Em Paris – assim como em Lisboa –, os passeios rebaixados junto a passadeiras são comuns mas não encontrei nenhum com guias para invisuais que são relativamente frequentes em Lisboa. Em Paris também encontrei muitas lombas em bairros residenciais assim como placas "Zona 30" (como o Bairro das Estacas ou o do Arco do Cego) mas Paris foi muito mais longe do que Lisboa: desde Outubro de 2021 que a quase totalidade das suas ruas têm essa velocidade máxima enquanto em Lisboa isso ocorre apenas em alguns bairros. Esta redução garante a redução dos acidentes de atropelamentos de peões, assim como a redução da poluição atmosférica e sonora.

4. Higiene Urbana

Por fim, gostaria de abordar a comparação num dos pontos mais difíceis de enfrentar numa grande cidade como Paris ou Lisboa: a Higiene Urbana. Em ambas o taggers de parede estão hiperactivos ainda que menos que em Lisboa, mas já no "bombing" (autocolantes em sinais de trânsito) acontece o oposto com muitos sinais quase totalmente obstruídos.

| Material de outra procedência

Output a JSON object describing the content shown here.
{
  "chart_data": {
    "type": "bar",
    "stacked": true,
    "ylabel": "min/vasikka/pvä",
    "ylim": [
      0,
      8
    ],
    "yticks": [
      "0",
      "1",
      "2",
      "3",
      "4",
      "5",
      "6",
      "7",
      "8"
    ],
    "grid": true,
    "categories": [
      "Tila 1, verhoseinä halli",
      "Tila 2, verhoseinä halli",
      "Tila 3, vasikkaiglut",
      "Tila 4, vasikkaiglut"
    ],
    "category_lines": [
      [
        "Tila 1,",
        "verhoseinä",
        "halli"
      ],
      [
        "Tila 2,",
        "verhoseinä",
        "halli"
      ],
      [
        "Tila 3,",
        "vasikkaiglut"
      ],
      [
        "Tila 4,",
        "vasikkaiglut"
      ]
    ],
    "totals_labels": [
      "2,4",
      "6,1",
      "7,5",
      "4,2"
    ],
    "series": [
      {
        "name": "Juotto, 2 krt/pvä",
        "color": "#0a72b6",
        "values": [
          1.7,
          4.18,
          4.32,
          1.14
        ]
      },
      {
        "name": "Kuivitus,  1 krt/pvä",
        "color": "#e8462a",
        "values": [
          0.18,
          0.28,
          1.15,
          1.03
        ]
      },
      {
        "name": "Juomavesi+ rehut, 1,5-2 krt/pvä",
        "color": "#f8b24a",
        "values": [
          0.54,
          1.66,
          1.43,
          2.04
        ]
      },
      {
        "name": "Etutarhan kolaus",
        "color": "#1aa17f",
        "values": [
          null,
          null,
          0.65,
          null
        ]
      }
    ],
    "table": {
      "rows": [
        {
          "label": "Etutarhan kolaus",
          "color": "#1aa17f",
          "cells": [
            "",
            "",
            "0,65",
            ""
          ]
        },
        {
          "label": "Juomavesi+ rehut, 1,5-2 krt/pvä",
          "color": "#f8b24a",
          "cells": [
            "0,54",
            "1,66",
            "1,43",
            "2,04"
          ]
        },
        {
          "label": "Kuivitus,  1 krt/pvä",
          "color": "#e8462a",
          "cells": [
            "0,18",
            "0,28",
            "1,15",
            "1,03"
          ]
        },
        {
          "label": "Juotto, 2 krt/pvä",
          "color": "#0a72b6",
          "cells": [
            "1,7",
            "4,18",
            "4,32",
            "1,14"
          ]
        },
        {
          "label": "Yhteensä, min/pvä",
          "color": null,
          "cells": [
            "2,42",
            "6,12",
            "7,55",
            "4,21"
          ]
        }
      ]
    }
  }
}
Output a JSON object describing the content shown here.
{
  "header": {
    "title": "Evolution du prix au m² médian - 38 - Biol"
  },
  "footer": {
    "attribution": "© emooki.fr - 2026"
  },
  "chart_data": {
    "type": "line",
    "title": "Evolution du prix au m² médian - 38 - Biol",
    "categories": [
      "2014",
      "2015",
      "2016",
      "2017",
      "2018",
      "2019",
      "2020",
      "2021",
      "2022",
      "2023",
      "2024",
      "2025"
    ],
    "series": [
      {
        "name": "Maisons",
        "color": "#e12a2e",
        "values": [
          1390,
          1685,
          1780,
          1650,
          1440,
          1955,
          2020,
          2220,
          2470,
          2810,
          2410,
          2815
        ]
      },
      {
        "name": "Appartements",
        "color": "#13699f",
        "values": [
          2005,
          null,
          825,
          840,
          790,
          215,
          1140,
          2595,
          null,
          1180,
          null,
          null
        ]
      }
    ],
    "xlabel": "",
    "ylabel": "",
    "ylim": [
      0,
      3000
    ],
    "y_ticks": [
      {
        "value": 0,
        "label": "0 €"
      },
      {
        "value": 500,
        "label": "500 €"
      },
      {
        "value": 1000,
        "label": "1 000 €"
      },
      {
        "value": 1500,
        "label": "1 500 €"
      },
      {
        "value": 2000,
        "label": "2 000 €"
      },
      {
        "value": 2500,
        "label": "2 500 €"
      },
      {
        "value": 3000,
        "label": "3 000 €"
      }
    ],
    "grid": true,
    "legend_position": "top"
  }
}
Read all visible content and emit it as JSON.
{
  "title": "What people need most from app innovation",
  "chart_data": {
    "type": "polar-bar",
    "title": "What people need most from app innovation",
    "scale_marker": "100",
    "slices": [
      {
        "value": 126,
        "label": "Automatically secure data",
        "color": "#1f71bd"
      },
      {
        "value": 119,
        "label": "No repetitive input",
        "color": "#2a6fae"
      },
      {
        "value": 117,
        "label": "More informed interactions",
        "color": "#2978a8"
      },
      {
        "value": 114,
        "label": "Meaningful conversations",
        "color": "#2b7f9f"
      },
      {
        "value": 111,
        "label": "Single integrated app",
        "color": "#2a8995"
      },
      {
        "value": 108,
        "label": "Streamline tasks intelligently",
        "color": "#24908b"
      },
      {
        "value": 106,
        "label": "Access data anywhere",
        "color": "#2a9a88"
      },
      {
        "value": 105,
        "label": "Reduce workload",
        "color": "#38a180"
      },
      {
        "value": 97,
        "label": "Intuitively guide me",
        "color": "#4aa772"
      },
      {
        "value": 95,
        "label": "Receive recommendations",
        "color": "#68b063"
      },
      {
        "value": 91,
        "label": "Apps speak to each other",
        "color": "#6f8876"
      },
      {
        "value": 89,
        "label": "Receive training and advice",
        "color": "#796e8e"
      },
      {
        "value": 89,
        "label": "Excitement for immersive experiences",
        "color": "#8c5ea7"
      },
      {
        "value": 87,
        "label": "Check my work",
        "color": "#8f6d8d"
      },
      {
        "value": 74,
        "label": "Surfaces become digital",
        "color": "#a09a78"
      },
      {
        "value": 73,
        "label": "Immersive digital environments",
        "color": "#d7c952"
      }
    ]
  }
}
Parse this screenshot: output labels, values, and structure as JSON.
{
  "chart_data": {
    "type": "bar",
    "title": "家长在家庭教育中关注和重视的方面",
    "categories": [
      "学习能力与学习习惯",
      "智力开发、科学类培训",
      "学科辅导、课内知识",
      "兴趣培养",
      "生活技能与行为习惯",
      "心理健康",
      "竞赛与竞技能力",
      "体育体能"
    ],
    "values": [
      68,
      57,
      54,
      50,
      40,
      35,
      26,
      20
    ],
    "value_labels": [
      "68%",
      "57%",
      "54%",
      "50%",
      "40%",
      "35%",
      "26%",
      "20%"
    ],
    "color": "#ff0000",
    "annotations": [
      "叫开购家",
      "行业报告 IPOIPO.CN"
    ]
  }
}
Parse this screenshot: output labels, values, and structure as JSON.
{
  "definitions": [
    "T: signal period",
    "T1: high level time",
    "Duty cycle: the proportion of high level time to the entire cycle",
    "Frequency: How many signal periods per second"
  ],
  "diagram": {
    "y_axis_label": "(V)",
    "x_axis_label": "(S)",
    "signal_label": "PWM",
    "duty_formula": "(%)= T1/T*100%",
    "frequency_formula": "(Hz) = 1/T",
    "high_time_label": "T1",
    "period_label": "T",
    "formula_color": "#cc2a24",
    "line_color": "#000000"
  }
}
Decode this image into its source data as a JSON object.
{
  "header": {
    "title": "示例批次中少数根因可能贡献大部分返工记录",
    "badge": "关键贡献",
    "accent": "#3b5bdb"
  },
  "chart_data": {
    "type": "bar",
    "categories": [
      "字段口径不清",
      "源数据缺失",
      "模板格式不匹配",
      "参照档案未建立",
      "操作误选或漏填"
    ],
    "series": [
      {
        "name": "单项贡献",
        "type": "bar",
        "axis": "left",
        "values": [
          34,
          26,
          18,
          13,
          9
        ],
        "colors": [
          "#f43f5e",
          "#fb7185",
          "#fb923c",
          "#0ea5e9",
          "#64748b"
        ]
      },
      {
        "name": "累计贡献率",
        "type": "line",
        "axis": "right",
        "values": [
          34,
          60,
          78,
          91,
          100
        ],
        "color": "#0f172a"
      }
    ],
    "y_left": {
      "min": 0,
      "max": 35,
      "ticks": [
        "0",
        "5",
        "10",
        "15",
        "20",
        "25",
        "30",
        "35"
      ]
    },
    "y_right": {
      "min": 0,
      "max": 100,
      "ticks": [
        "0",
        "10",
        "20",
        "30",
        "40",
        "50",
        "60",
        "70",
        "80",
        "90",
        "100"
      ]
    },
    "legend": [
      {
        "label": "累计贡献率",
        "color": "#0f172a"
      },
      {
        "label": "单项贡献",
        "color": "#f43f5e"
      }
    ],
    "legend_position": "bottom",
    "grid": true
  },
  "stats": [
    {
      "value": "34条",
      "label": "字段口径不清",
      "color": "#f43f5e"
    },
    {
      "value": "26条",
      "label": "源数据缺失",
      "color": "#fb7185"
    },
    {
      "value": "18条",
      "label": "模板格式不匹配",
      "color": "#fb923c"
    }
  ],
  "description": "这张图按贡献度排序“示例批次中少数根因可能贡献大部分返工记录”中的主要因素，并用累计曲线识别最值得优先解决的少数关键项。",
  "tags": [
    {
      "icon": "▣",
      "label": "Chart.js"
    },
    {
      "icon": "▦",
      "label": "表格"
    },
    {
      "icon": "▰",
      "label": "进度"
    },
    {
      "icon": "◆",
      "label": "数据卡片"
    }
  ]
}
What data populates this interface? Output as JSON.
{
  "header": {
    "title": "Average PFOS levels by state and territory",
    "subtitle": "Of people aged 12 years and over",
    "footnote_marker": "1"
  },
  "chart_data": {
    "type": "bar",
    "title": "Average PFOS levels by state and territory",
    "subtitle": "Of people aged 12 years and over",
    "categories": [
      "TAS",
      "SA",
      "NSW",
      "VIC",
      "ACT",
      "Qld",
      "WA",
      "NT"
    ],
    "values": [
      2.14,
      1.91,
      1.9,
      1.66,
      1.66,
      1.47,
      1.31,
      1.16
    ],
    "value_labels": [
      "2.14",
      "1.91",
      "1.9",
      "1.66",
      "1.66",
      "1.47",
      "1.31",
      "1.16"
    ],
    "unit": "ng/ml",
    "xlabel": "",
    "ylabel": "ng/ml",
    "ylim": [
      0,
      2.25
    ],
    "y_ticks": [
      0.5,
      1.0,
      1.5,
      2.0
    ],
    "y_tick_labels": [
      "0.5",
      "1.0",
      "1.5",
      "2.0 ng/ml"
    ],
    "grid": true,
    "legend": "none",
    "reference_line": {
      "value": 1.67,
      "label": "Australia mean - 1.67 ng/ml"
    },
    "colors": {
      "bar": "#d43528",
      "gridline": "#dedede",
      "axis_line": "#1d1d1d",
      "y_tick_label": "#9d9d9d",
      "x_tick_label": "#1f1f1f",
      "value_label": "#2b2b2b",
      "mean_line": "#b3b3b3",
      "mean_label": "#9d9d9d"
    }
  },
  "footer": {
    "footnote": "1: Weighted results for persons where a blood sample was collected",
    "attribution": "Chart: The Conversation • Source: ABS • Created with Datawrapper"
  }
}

Os contentores de resíduos dos prédios são de maior capacidade (alguns) do que os de Lisboa e fazem separação em três contentores (amarelos: papel, metais e plásticos; brancos para vidro e verdes para tudo o resto). Como em Lisboa, há alguns contentores para compostagem (poucos) mas diferentemente, são raros os sacos de lixo encostados a árvores e semáforos e, sim... muitos cocós de cães nos passeios... Lisboa não tem feito o suficiente para combater o fenómeno dos sacos de lixo na rua (há locais com sacos na rua há mais de dez anos) sendo que os serviços de higiene se limitam – quase sempre – a recolher diligentemente estes sacos nas suas rondas diárias. Paris parece não ter este problema (nos bairros mais centrais) e isso merece reflexão: talvez Lisboa precise de mais fiscalização e multas, de mais campanhas de informação porta-a-porta ou de uma combinação destas abordagens...

Conclusão
Acredito sinceramente (já o escrevi várias vezes) que o principal papel de um autarca deve ser o de sair do gabinete, conhecer o seu território como a palma das suas próprias mãos, falar com as suas gentes, estar atento ao que o rodeia, ser pró-activo antecipando os problemas do amanhã e reactivo em todos aqueles que as circunstâncias e as urgências imprevisíveis surgirem como incontornáveis. Por isso, caminhar nos passeios, abrir olhos e comparar com o que de melhor se faz nas autarquias vizinhas e nas cidades que, pela sua tipologia ou escala, podem ser comparadas com a sua  é um papel determinante para se ser um bom autarca. Neste texto além de realizar uma comparação (pouco vantajosa para Lisboa) sobre o custo de vida, mobilidade leve e pedonal, espaços verdes, comércio local, mobiliário urbano e, claro, higiene urbana, deixo um sem número de propostas de melhoria para Lisboa o qual foi, afinal, o principal objectivo desta singela crónica de viagem.

Rui Martins | Eleito local em Lisboa pelo PS à Assembleia de Freguesia do Areeiro (Lisboa), dirigente associativo e coordenador da secção temática "Democracia Participativa" da distrital do PS.

O autor escreve de acordo com a antiga ortografia.